Le chaos jusqu'au bout: manifestations, course interrompue, engrenage politique... récit de trois semaines apocalyptiques sur le Tour d’Espagne

Cette Vuelta 2025 restera - tristement - dans les annales. Si Jonas Vingegaard a montré sa supériorité sur le plan sportif en remportant son premier Tour d’Espagne, les trois semaines de course ont été rythmées par des manifestations pro-palestiniennes quasi quotidiennes. Si les quatre premiers jours de course disputés en Italie puis en France ont été relativement calmes, la situation s’est envenimée dès le transfert en Espagne.
27 août (5e étape): la formation Israel-Premier Tech dans le viseur
Lors du contre-la-montre autour de Figueres, plusieurs personnes portant des banderoles et des drapeaux palestiniens ont fait irruption à Figueras, au début de parcours du contre-la-montre par équipes, pour barrer la route des cyclistes de l'équipe israélienne, créée par le milliardaire israélo-canadien Sylvan Adams. Certains coureurs ont été contraints de ralentir pour éviter un accident, mais aucune chute n'a été signalée.
3 septembre (11e étape): pas de vainqueur à Bilbao, IPT ne veut pas se retirer
La première décision forte de la Vuelta a été prise à Bilbao, lorsqu’aucun vainqueur n’a été prononcé - et l’étape raccourcie de 3 kilomètres - alors que des manifestants pro-palestiniens étaient massés près de la ligne d'arrivée. Lors d'un premier passage du peloton sur la ligne d'arrivée, de nombreux manifestants pro-Palestine, dont certains tentaient de forcer les barrières, étaient massés le long de l'ultime ligne droite, encadrés par les forces de l'ordre. Avant le départ de l'étape, plusieurs coureurs avaient pointé les risques pour leur sécurité au lendemain de la chute de Simone Petilli, provoquée lors d'une manifestation.
Dans le viseur des manifestants, la formation Israël-Premier Tech a formellement refusé de se retirer de la Vuelta, comme l'a suggéré le directeur technique de l'épreuve et le ministre des Affaires étrangères espagnol, José Manuel Albares. Dans le même temps, l’UCI a rappelé que le cyclisme "ne doit en aucun cas être instrumentalisé comme un outil de sanction" et a exprimé "toute sa solidarité et son soutien aux équipes et à leur personnel ainsi qu’aux coureurs, qui doivent pouvoir exercer leur métier et leur passion dans des conditions de sécurité et de sérénité optimales".
5 septembre (13e étape): les manifestants sévissent en haute montagne
Juste avant la terrible montée de l’Angliru, plusieurs manifestants pro-palestiniens ont bloqué les hommes de tête juste avant la montée finale. Bob Jungels, Nicolas Vinokourov et Jefferson Alveiro Cepeda ont pu repartir après un long moment de flottement et à la suite de l’intervention des forces de l’ordre.

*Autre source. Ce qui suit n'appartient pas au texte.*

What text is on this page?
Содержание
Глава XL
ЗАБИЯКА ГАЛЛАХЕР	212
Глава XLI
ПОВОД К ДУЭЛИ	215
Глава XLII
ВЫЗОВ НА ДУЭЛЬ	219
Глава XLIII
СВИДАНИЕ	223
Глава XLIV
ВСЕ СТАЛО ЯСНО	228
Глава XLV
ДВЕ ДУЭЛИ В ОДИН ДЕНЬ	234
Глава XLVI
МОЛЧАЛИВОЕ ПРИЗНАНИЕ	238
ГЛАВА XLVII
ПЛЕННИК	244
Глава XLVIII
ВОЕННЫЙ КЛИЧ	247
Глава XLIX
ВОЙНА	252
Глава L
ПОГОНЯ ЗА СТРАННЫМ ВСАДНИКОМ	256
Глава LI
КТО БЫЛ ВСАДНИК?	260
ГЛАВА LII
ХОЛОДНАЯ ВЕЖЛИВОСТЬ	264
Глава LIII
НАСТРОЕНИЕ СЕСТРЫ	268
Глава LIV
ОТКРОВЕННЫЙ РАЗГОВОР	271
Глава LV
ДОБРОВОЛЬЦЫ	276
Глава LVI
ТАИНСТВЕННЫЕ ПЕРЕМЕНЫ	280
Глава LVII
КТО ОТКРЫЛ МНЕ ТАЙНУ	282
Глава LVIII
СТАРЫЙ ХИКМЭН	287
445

6 septembre (14e étape): la mention Israël retirée des maillots
L’équipe a simplement décidé de retirer la mention de l'État hébreux sur les maillots "pour privilégier la sécurité" de ses coureurs et de "l'ensemble du peloton", même si les coureurs ont répété à plusieurs reprises leur peur pour leur sécurité.
7 septembre (15e étape): un coureur chute… et abandonne deux jours plus tard
Entre A Veiga/Vegadeo et Monforte de Lemos, un manifestant pro-palestinien a provoqué la chute d'un coureur à 55 kilomètres de l'arrivée. Présent dans le groupe de poursuivants, Javier Romo est tombé à cause d'un homme qui était sur le bas-côté avec un drapeau de la Palestine et qui a surgi proche de la route. La présence de cet individu a causé un petit chaos, puisqu'un officier de police a traversé la chaussée devant les coureurs pour tenter de contrôler le manifestant, provoquant une vague dans le peloton qui a conduit à la chute de Javi Romo, qui a finalement abandonné deux jours plus tard.
9 septembre (16e étape): Bernal s’impose au milieu de la campagne… sans s’en rendre compte
La 16e étape entre Poio et Castro de Herville n'est pas arrivée au sommet. En raison d'une "grande manifestation à 3 kilomètres de l'arrivée", la direction de course a annoncé au tout dernier moment que "le vainqueur de l'étape sera désigné à 8 kilomètres de l'arrivée". La victoire s'est donc jouée bien plus tôt que prévu entre Egan Bernal et Mikel Landa au milieu de la campagne espagnole. Au lieu d'une belle arrivée face au public, le vainqueur a été désigné avant même l'arche des 8 kilomètres. À ce jeu, c'est le Colombien qui a coupé une ligne tracée à la va-vite, devant le coureur espagnol. Scène cocasse, les deux hommes semblaient confus et ont continué à sprinter jusqu'à l'arche, sans réaliser que la partie était déjà terminée.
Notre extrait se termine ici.